What I would give to them is, make sure that you are a people's person. Everybody thinks that you can just jump into HR, and they think, oh, it's an easy job. No, it's not. You have to be able to be a people's person to do this job. It's no different than being a nurse. You know how everybody wants to jump and be a nurse, but they don't have bedside manners? I tell people always, in HR and payroll, because especially with payroll, you're gonna get employees that call you, they're angry about their paychecks, you know, they're gonna call you about benefits, hey, I didn't get my benefit card, da-da-da-da. You have to be able to eloquently speak. Be able to listen first. Let the employee voice how they feel, and then make a plan to help them.

04What are the biggest challenges or opportunities in your field right now?

AI has taken over a lot of things, so the biggest things for us was the payroll side, but more so with the HR side. That's why I say keep your skills up. I always tell junior colleagues to learn different things and stay abreast of what's going on in SHRM. AI is trying to take over a lot of things with HR. They're making a system where you don't need an HR generalist to do certain things anymore, so that job title field is really going away, to be honest. But what AI can't do is our audits. When you're in HR, like during open enrollment, before January 1st, you have to make sure everybody's benefits are in there, you gotta make sure everything's pushed over to payroll to make sure deductions come out.

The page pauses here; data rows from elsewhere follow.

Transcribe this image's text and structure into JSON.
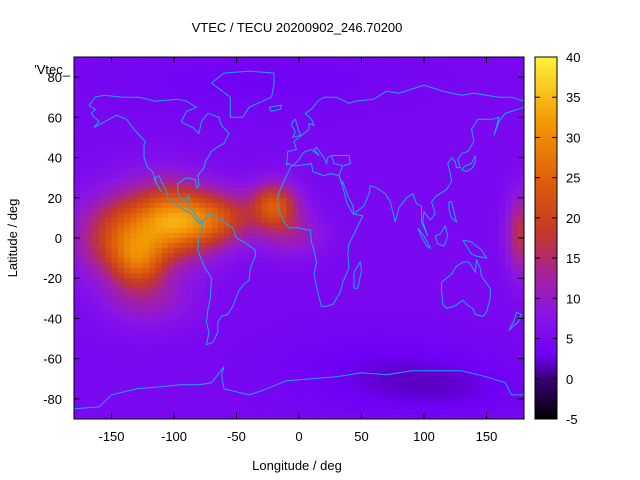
{
  "chart_data": {
    "type": "heatmap",
    "title": "VTEC / TECU 20200902_246.70200",
    "legend_key": "'Vtec_",
    "xlabel": "Longitude / deg",
    "ylabel": "Latitude / deg",
    "xlim": [
      -180,
      180
    ],
    "ylim": [
      -90,
      90
    ],
    "x_ticks": [
      -150,
      -100,
      -50,
      0,
      50,
      100,
      150
    ],
    "y_ticks": [
      -80,
      -60,
      -40,
      -20,
      0,
      20,
      40,
      60,
      80
    ],
    "colorbar": {
      "range": [
        -5,
        40
      ],
      "ticks": [
        -5,
        0,
        5,
        10,
        15,
        20,
        25,
        30,
        35,
        40
      ],
      "palette": [
        "#000000",
        "#3a0078",
        "#6f00f6",
        "#8a15e6",
        "#a6229b",
        "#c3372a",
        "#dd5a0a",
        "#f39a04",
        "#fff23a"
      ]
    },
    "colormap_values": [
      -5,
      0,
      3,
      8,
      13,
      18,
      24,
      32,
      40
    ],
    "background_level": 5,
    "enhancements": [
      {
        "lon": -140,
        "lat": 0,
        "sigma_lon": 25,
        "sigma_lat": 14,
        "amp": 16
      },
      {
        "lon": -128,
        "lat": -13,
        "sigma_lon": 14,
        "sigma_lat": 9,
        "amp": 10
      },
      {
        "lon": -102,
        "lat": 10,
        "sigma_lon": 20,
        "sigma_lat": 12,
        "amp": 14
      },
      {
        "lon": -112,
        "lat": 6,
        "sigma_lon": 30,
        "sigma_lat": 18,
        "amp": 5
      },
      {
        "lon": -80,
        "lat": 8,
        "sigma_lon": 20,
        "sigma_lat": 10,
        "amp": 11
      },
      {
        "lon": -58,
        "lat": 10,
        "sigma_lon": 17,
        "sigma_lat": 9,
        "amp": 9
      },
      {
        "lon": -20,
        "lat": 16,
        "sigma_lon": 13,
        "sigma_lat": 8,
        "amp": 18
      },
      {
        "lon": -5,
        "lat": 2,
        "sigma_lon": 18,
        "sigma_lat": 8,
        "amp": 6
      },
      {
        "lon": -120,
        "lat": -32,
        "sigma_lon": 25,
        "sigma_lat": 9,
        "amp": 5
      },
      {
        "lon": 178,
        "lat": 2,
        "sigma_lon": 8,
        "sigma_lat": 14,
        "amp": 12
      },
      {
        "lon": 60,
        "lat": -65,
        "sigma_lon": 60,
        "sigma_lat": 15,
        "amp": -2
      },
      {
        "lon": -30,
        "lat": 78,
        "sigma_lon": 80,
        "sigma_lat": 12,
        "amp": -1.5
      },
      {
        "lon": 120,
        "lat": -75,
        "sigma_lon": 50,
        "sigma_lat": 10,
        "amp": -2
      }
    ],
    "coastlines": [
      [
        [
          -168,
          66
        ],
        [
          -163,
          70
        ],
        [
          -156,
          71
        ],
        [
          -141,
          70
        ],
        [
          -128,
          70
        ],
        [
          -115,
          68
        ],
        [
          -97,
          69
        ],
        [
          -90,
          68
        ],
        [
          -82,
          65
        ],
        [
          -90,
          63
        ],
        [
          -94,
          58
        ],
        [
          -92,
          57
        ],
        [
          -85,
          55
        ],
        [
          -80,
          52
        ],
        [
          -78,
          58
        ],
        [
          -73,
          62
        ],
        [
          -64,
          60
        ],
        [
          -62,
          56
        ],
        [
          -56,
          52
        ],
        [
          -60,
          47
        ],
        [
          -66,
          45
        ],
        [
          -70,
          43
        ],
        [
          -75,
          38
        ],
        [
          -76,
          35
        ],
        [
          -81,
          31
        ],
        [
          -80,
          26
        ],
        [
          -82,
          25
        ],
        [
          -83,
          29
        ],
        [
          -90,
          30
        ],
        [
          -97,
          27
        ],
        [
          -97,
          22
        ],
        [
          -92,
          18
        ],
        [
          -88,
          21
        ],
        [
          -88,
          16
        ],
        [
          -83,
          12
        ],
        [
          -80,
          9
        ],
        [
          -77,
          8
        ],
        [
          -80,
          7
        ],
        [
          -86,
          12
        ],
        [
          -92,
          14
        ],
        [
          -96,
          16
        ],
        [
          -105,
          20
        ],
        [
          -106,
          23
        ],
        [
          -110,
          28
        ],
        [
          -112,
          31
        ],
        [
          -115,
          30
        ],
        [
          -114,
          27
        ],
        [
          -110,
          23
        ],
        [
          -115,
          28
        ],
        [
          -117,
          33
        ],
        [
          -121,
          35
        ],
        [
          -124,
          40
        ],
        [
          -124,
          46
        ],
        [
          -123,
          48
        ],
        [
          -126,
          50
        ],
        [
          -132,
          54
        ],
        [
          -138,
          59
        ],
        [
          -146,
          61
        ],
        [
          -152,
          59
        ],
        [
          -158,
          57
        ],
        [
          -164,
          55
        ],
        [
          -160,
          58
        ],
        [
          -164,
          60
        ],
        [
          -166,
          62
        ],
        [
          -163,
          64
        ],
        [
          -168,
          66
        ]
      ],
      [
        [
          -77,
          8
        ],
        [
          -72,
          12
        ],
        [
          -64,
          10
        ],
        [
          -60,
          8
        ],
        [
          -53,
          5
        ],
        [
          -50,
          0
        ],
        [
          -44,
          -2
        ],
        [
          -35,
          -6
        ],
        [
          -35,
          -9
        ],
        [
          -39,
          -15
        ],
        [
          -40,
          -21
        ],
        [
          -44,
          -23
        ],
        [
          -48,
          -26
        ],
        [
          -53,
          -34
        ],
        [
          -57,
          -38
        ],
        [
          -62,
          -39
        ],
        [
          -65,
          -42
        ],
        [
          -65,
          -47
        ],
        [
          -69,
          -52
        ],
        [
          -74,
          -53
        ],
        [
          -72,
          -47
        ],
        [
          -74,
          -42
        ],
        [
          -73,
          -36
        ],
        [
          -71,
          -30
        ],
        [
          -70,
          -20
        ],
        [
          -76,
          -14
        ],
        [
          -81,
          -6
        ],
        [
          -80,
          0
        ],
        [
          -78,
          3
        ],
        [
          -77,
          8
        ]
      ],
      [
        [
          -17,
          21
        ],
        [
          -17,
          15
        ],
        [
          -12,
          8
        ],
        [
          -8,
          5
        ],
        [
          0,
          5
        ],
        [
          6,
          4
        ],
        [
          9,
          4
        ],
        [
          10,
          -2
        ],
        [
          12,
          -6
        ],
        [
          14,
          -12
        ],
        [
          12,
          -18
        ],
        [
          15,
          -27
        ],
        [
          18,
          -34
        ],
        [
          22,
          -34
        ],
        [
          27,
          -33
        ],
        [
          33,
          -27
        ],
        [
          35,
          -22
        ],
        [
          40,
          -15
        ],
        [
          39,
          -8
        ],
        [
          40,
          -3
        ],
        [
          44,
          2
        ],
        [
          51,
          11
        ],
        [
          43,
          12
        ],
        [
          38,
          18
        ],
        [
          34,
          28
        ],
        [
          32,
          31
        ],
        [
          25,
          32
        ],
        [
          20,
          31
        ],
        [
          11,
          33
        ],
        [
          10,
          37
        ],
        [
          0,
          36
        ],
        [
          -6,
          36
        ],
        [
          -10,
          31
        ],
        [
          -13,
          27
        ],
        [
          -17,
          21
        ]
      ],
      [
        [
          -10,
          36
        ],
        [
          -9,
          43
        ],
        [
          -2,
          44
        ],
        [
          -4,
          48
        ],
        [
          2,
          51
        ],
        [
          8,
          54
        ],
        [
          8,
          57
        ],
        [
          12,
          56
        ],
        [
          10,
          59
        ],
        [
          5,
          62
        ],
        [
          10,
          64
        ],
        [
          15,
          68
        ],
        [
          20,
          70
        ],
        [
          30,
          70
        ],
        [
          40,
          67
        ],
        [
          45,
          68
        ],
        [
          60,
          69
        ],
        [
          70,
          73
        ],
        [
          80,
          72
        ],
        [
          100,
          76
        ],
        [
          115,
          73
        ],
        [
          130,
          71
        ],
        [
          140,
          72
        ],
        [
          160,
          70
        ],
        [
          170,
          70
        ],
        [
          180,
          68
        ]
      ],
      [
        [
          180,
          65
        ],
        [
          175,
          64
        ],
        [
          165,
          62
        ],
        [
          160,
          58
        ],
        [
          156,
          51
        ],
        [
          160,
          60
        ],
        [
          155,
          59
        ],
        [
          143,
          59
        ],
        [
          138,
          54
        ],
        [
          140,
          48
        ],
        [
          135,
          43
        ],
        [
          130,
          42
        ],
        [
          127,
          39
        ],
        [
          129,
          35
        ],
        [
          126,
          35
        ],
        [
          125,
          38
        ],
        [
          122,
          40
        ],
        [
          119,
          37
        ],
        [
          121,
          32
        ],
        [
          122,
          28
        ],
        [
          118,
          24
        ],
        [
          110,
          21
        ],
        [
          106,
          18
        ],
        [
          109,
          12
        ],
        [
          105,
          9
        ],
        [
          100,
          13
        ],
        [
          99,
          8
        ],
        [
          103,
          1
        ],
        [
          98,
          8
        ],
        [
          98,
          16
        ],
        [
          94,
          17
        ],
        [
          91,
          22
        ],
        [
          86,
          20
        ],
        [
          80,
          15
        ],
        [
          77,
          8
        ],
        [
          73,
          18
        ],
        [
          69,
          22
        ],
        [
          62,
          25
        ],
        [
          57,
          26
        ],
        [
          56,
          22
        ],
        [
          52,
          16
        ],
        [
          44,
          12
        ],
        [
          43,
          16
        ],
        [
          39,
          21
        ],
        [
          35,
          28
        ],
        [
          34,
          27
        ],
        [
          32,
          31
        ],
        [
          35,
          36
        ],
        [
          28,
          37
        ],
        [
          26,
          41
        ],
        [
          29,
          41
        ],
        [
          40,
          41
        ],
        [
          41,
          37
        ],
        [
          36,
          36
        ]
      ],
      [
        [
          26,
          41
        ],
        [
          23,
          40
        ],
        [
          22,
          37
        ],
        [
          20,
          40
        ],
        [
          14,
          45
        ],
        [
          12,
          44
        ],
        [
          16,
          41
        ],
        [
          14,
          42
        ],
        [
          10,
          44
        ],
        [
          5,
          43
        ],
        [
          3,
          42
        ],
        [
          0,
          39
        ],
        [
          -5,
          36
        ],
        [
          -9,
          37
        ],
        [
          -10,
          36
        ]
      ],
      [
        [
          114,
          -22
        ],
        [
          114,
          -26
        ],
        [
          115,
          -33
        ],
        [
          118,
          -35
        ],
        [
          124,
          -34
        ],
        [
          131,
          -31
        ],
        [
          136,
          -34
        ],
        [
          139,
          -35
        ],
        [
          141,
          -38
        ],
        [
          147,
          -39
        ],
        [
          150,
          -37
        ],
        [
          153,
          -30
        ],
        [
          153,
          -25
        ],
        [
          146,
          -19
        ],
        [
          145,
          -15
        ],
        [
          142,
          -11
        ],
        [
          141,
          -17
        ],
        [
          136,
          -12
        ],
        [
          131,
          -12
        ],
        [
          126,
          -14
        ],
        [
          122,
          -18
        ],
        [
          114,
          -22
        ]
      ],
      [
        [
          -6,
          56
        ],
        [
          -5,
          58
        ],
        [
          -3,
          59
        ],
        [
          -2,
          57
        ],
        [
          0,
          53
        ],
        [
          1,
          51
        ],
        [
          -5,
          50
        ],
        [
          -3,
          53
        ],
        [
          -5,
          55
        ],
        [
          -6,
          56
        ]
      ],
      [
        [
          -24,
          65
        ],
        [
          -14,
          66
        ],
        [
          -15,
          64
        ],
        [
          -22,
          63
        ],
        [
          -24,
          65
        ]
      ],
      [
        [
          -55,
          60
        ],
        [
          -45,
          60
        ],
        [
          -40,
          65
        ],
        [
          -22,
          70
        ],
        [
          -20,
          76
        ],
        [
          -20,
          82
        ],
        [
          -40,
          83
        ],
        [
          -60,
          82
        ],
        [
          -70,
          77
        ],
        [
          -55,
          70
        ],
        [
          -55,
          60
        ]
      ],
      [
        [
          -180,
          -85
        ],
        [
          -160,
          -84
        ],
        [
          -150,
          -78
        ],
        [
          -130,
          -75
        ],
        [
          -110,
          -74
        ],
        [
          -95,
          -73
        ],
        [
          -80,
          -73
        ],
        [
          -70,
          -72
        ],
        [
          -60,
          -64
        ],
        [
          -62,
          -68
        ],
        [
          -60,
          -75
        ],
        [
          -40,
          -78
        ],
        [
          -30,
          -76
        ],
        [
          -10,
          -71
        ],
        [
          10,
          -70
        ],
        [
          30,
          -69
        ],
        [
          50,
          -67
        ],
        [
          70,
          -68
        ],
        [
          90,
          -66
        ],
        [
          110,
          -66
        ],
        [
          130,
          -66
        ],
        [
          150,
          -69
        ],
        [
          165,
          -72
        ],
        [
          170,
          -78
        ],
        [
          180,
          -78
        ]
      ],
      [
        [
          130,
          34
        ],
        [
          133,
          36
        ],
        [
          138,
          37
        ],
        [
          141,
          41
        ],
        [
          141,
          38
        ],
        [
          139,
          35
        ],
        [
          134,
          33
        ],
        [
          130,
          34
        ]
      ],
      [
        [
          172,
          -41
        ],
        [
          174,
          -37
        ],
        [
          178,
          -38
        ],
        [
          175,
          -42
        ],
        [
          171,
          -44
        ],
        [
          168,
          -46
        ],
        [
          172,
          -41
        ]
      ],
      [
        [
          95,
          5
        ],
        [
          100,
          1
        ],
        [
          105,
          -5
        ],
        [
          102,
          -4
        ],
        [
          97,
          2
        ],
        [
          95,
          5
        ]
      ],
      [
        [
          109,
          1
        ],
        [
          111,
          -3
        ],
        [
          116,
          -4
        ],
        [
          119,
          1
        ],
        [
          117,
          6
        ],
        [
          113,
          2
        ],
        [
          109,
          1
        ]
      ],
      [
        [
          131,
          -1
        ],
        [
          138,
          -2
        ],
        [
          146,
          -6
        ],
        [
          150,
          -10
        ],
        [
          142,
          -9
        ],
        [
          138,
          -8
        ],
        [
          131,
          -1
        ]
      ],
      [
        [
          44,
          -25
        ],
        [
          47,
          -25
        ],
        [
          50,
          -16
        ],
        [
          49,
          -12
        ],
        [
          44,
          -17
        ],
        [
          44,
          -25
        ]
      ],
      [
        [
          120,
          18
        ],
        [
          122,
          18
        ],
        [
          124,
          13
        ],
        [
          126,
          8
        ],
        [
          122,
          10
        ],
        [
          120,
          14
        ],
        [
          120,
          18
        ]
      ]
    ]
  }
}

What AI can't do is the audit, to see who fell out of the system. Like, say you had children in the system, and let's say one fell out, all those mistakes, that's something AI can't do, that's something we still have to do hands-on. But then they're diminishing the workforce, which means making us work with less people. So when those times come when we have to do those type of things on a job, it makes it harder, because now I have less people trying to do all this work.

05What values are most important to you in your work and personal life?

First of all, respect. And then with that, trust. To me, that goes hand in hand, because ethics is one of the things I stand on, and I'm all about being a good manager. I don't mind us laughing and talking, and every now and then, we can have a little stuff to eat, but I'm about getting the job done as well, and getting it done the right way.